ERGENEKON'UN TUZAĞINA DÜŞMEK
İşte o yazı...
Türkiye hukuki yollardan "bağırsaklarını temizliyor."
Darbelerle yüzleşiyor,
darbecileri yargılıyor.
Ergenekon ve
Susurluk tipi yasa dışı "derin" örgütlenmeler
tasfiye ediliyor.
Hukukun üstünlüğü, güvenlik güçlerinin
delil toplamada gösterdiği başarılar bu sürecin en önemli aktörleri arasında geliyor.
Ancak
toplumun bütün bu kirlenmeden kurtulma yönünde arzusu,
sivil toplum kuruluşlarının hassaslığı ve hükümetin cesareti de bu sürecin sağlıklı yürümesinin nedenleri arasında.
Yürütme iradesini hukukun üstünlüğünden yana koymasaydı, ne darbe soruşturmalarında mesafe katedilebilir ne de bugün çok tartışılan
şike benzeri davalarda ilerleme sağlanabilirdi.

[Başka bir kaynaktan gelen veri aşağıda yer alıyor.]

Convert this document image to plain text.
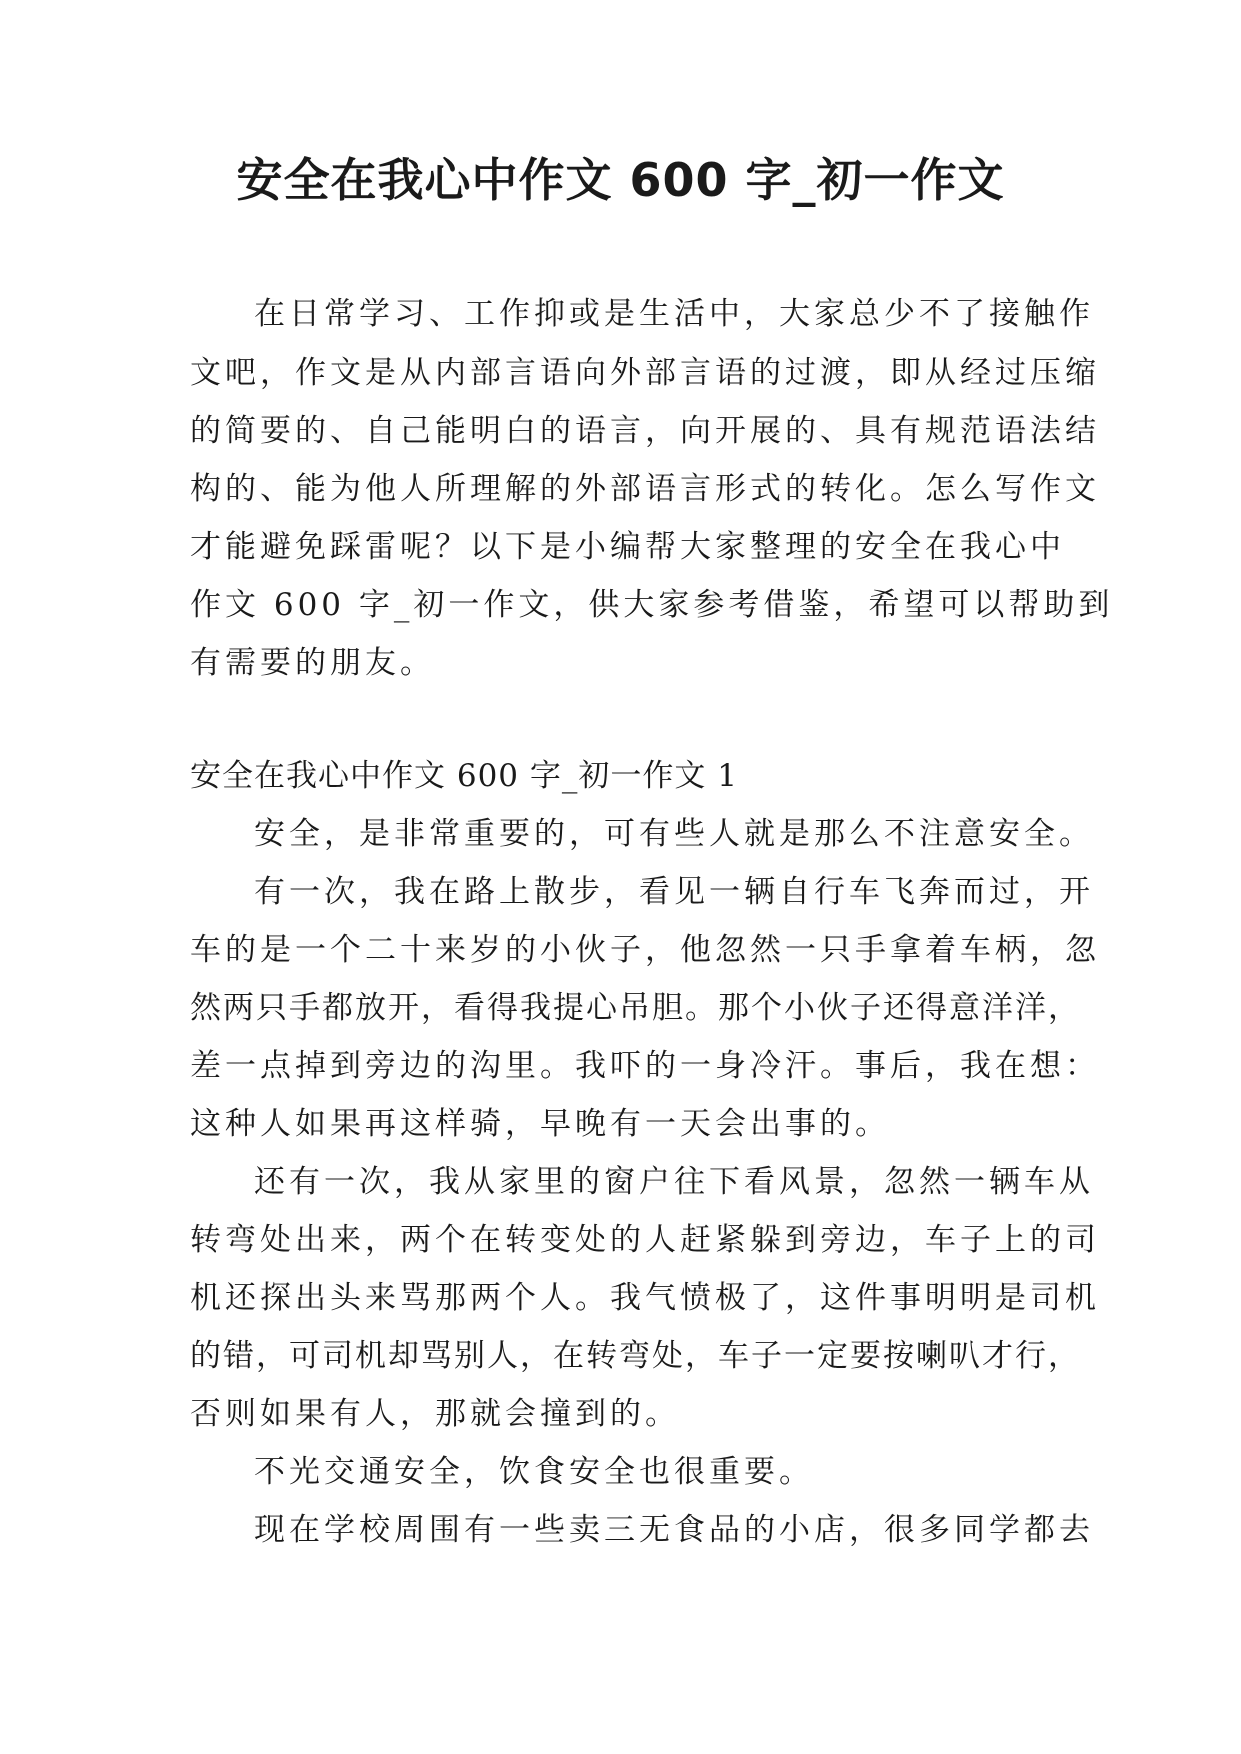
安全在我心中作文 600 字_初一作文
在日常学习、工作抑或是生活中，大家总少不了接触作
文吧，作文是从内部言语向外部言语的过渡，即从经过压缩
的简要的、自己能明白的语言，向开展的、具有规范语法结
构的、能为他人所理解的外部语言形式的转化。怎么写作文
才能避免踩雷呢？以下是小编帮大家整理的安全在我心中
作文 600 字_初一作文，供大家参考借鉴，希望可以帮助到
有需要的朋友。
安全在我心中作文 600 字_初一作文 1
安全，是非常重要的，可有些人就是那么不注意安全。
有一次，我在路上散步，看见一辆自行车飞奔而过，开
车的是一个二十来岁的小伙子，他忽然一只手拿着车柄，忽
然两只手都放开，看得我提心吊胆。那个小伙子还得意洋洋，
差一点掉到旁边的沟里。我吓的一身冷汗。事后，我在想：
这种人如果再这样骑，早晚有一天会出事的。
还有一次，我从家里的窗户往下看风景，忽然一辆车从
转弯处出来，两个在转变处的人赶紧躲到旁边，车子上的司
机还探出头来骂那两个人。我气愤极了，这件事明明是司机
的错，可司机却骂别人，在转弯处，车子一定要按喇叭才行，
否则如果有人，那就会撞到的。
不光交通安全，饮食安全也很重要。
现在学校周围有一些卖三无食品的小店，很多同学都去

Benzer bir durum, asker-sivil ilişkileri demokratik
ülke standartlarına taşınırken de yaşandı.
AİHM bile ikna oldu
Ancak yürütme zaman zaman bu süreçlerin menfi yansımalarına maruz kalmamak için kendisini perde gerisine çekti.
Hatta bazı mahfillerde sanki kritik soruşturmaların arkasında bir "camia" varmış fısıltısı bile yayıldı.
WikiLeaks belgelerinde yönetime yakın bazı "kaynak"ların, bu tarz iddiaları dış misyon temsilcilerine bile fısıldadıkları görülüyor.
Ergenekon tarzı yapılar da kritik süreçlerde "bağlı bulundukları" yürütme ile direkt çatışmamak ve mümkünse yürütmenin iradesini kırabilmek için yine "
hizmet"i
hedef gösterdiler.
Böylece sağlıklı yürümekte olan hukuki süreçlere kamuoyunun desteğini kırmayı, hükümeti zor durumda bırakmayı ve süreci akim bırakmayı planladılar.
Ne yazık ki birçok aydın ve gazeteci de bu tuzağa düştü.
Oysa AİHM'in hem
Tuncay Özkan hem de
Çetin Doğan kararları açık ve net olarak gösterdi ki, bütün bu yargılama süreçleri ve tutukluluk dönemleri evrensel hukuka uygun olarak yürümekte.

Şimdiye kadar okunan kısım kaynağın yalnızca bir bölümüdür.